Directors of companies with experience are in high demand and this may see many hold the position in multiple structures. How does this affect their work, if it affects it at all.

How many boards can a director sit on with minimal risk?
  • Former Twitter director Egon Durban almost lost his seat because he was sitting on seven boards.
  • In the US, institutional investors have opposed the election of directors with more than five boards. 
  • In the UK, institutional investors consider a director holding more than five seats as overboarded. Board chair counts as two seats, and Executive Director counts as three seats.

Through their occupation in different organisations, they are able to get more knowledge, experience and access to resources and networks. This increases their value to the companies they work for.

However, sitting on too many company boards might make them 'overboarded'. The directors may not be able to spread their time and capacity evenly to do a great job on each board.

Twitter only agreed to keep former Director Egon Durban when he accepted to decrease his board seats to five.


"Overboardedness should be assessed on a case-by-case basis. This is because directors’ experience, capabilities, knowledge and commitment varies from one individual to another. But there should be some limits to the number of boards a director serves because if they are overextended they put themselves and the companies they serve at risk," says Rehana Cassim, Professor in Company Law, University of South Africa.

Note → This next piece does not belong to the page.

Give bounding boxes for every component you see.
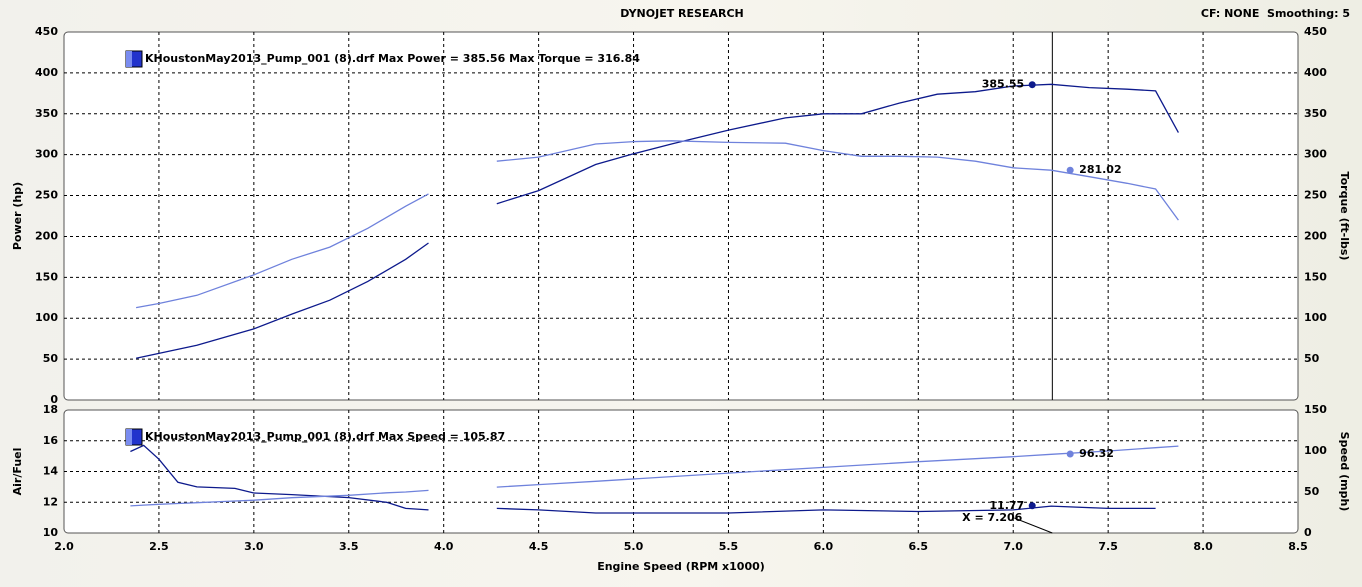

  1. Puts directors at risk of personal interest conflicting with their duties to a company. These duties include acting in good faith, loyalty and honesty towards the company's best interest.
  2. Increased responsibility means directors need to be up to date with each company by attending meetings and efficiently oversee boards. New responsibilities include shareholder activism, increased need for cybersecurity, global energy issues and corporate governance. Any mishap in any of these responsibilities could spell doom for the director and the company.
  3. Breach could result in disqualification from the position and a ban.
  4. Neglecting duties could result in dismissal by the board or shareholders.
  5. Serving competing companies could introduce complicated conflicts of interest.

It depends on "the type of company, its size, and the complexity of the industry. It is difficult to place a hard limit on the number of board seats that directors may hold," says Cassim.


"For example, an executive director (a full-time director and employee of the company) with two additional directorships of listed companies may be overboarded, but an experienced non-executive director (a part-time director who is not an employee of the company) of two listed companies, a private company and a non-profit company, may be able to properly fulfil his or her board duties easily," she adds.

  1. The board or the nomination committee should consider the number of boards the director sits on, both listed and unlisted companies.
  2. Experience and background of director in managing his/her duties.
  3. Boards should consider competiting companies in director's experience and conflicts that may arise.
  4. Transparency from directors, about their experience and other boards they serve. They should also present new directorships they accept while serving a board.
  5. Evaluations should give indicators that a director is overboarded or not. This way, steps can be taken to manage the conditions.
  6. Companies should have policies and regulations about overboarding.
  7. Directors should avoid taking on directorships they cannot handle or more than they are equipped to handle.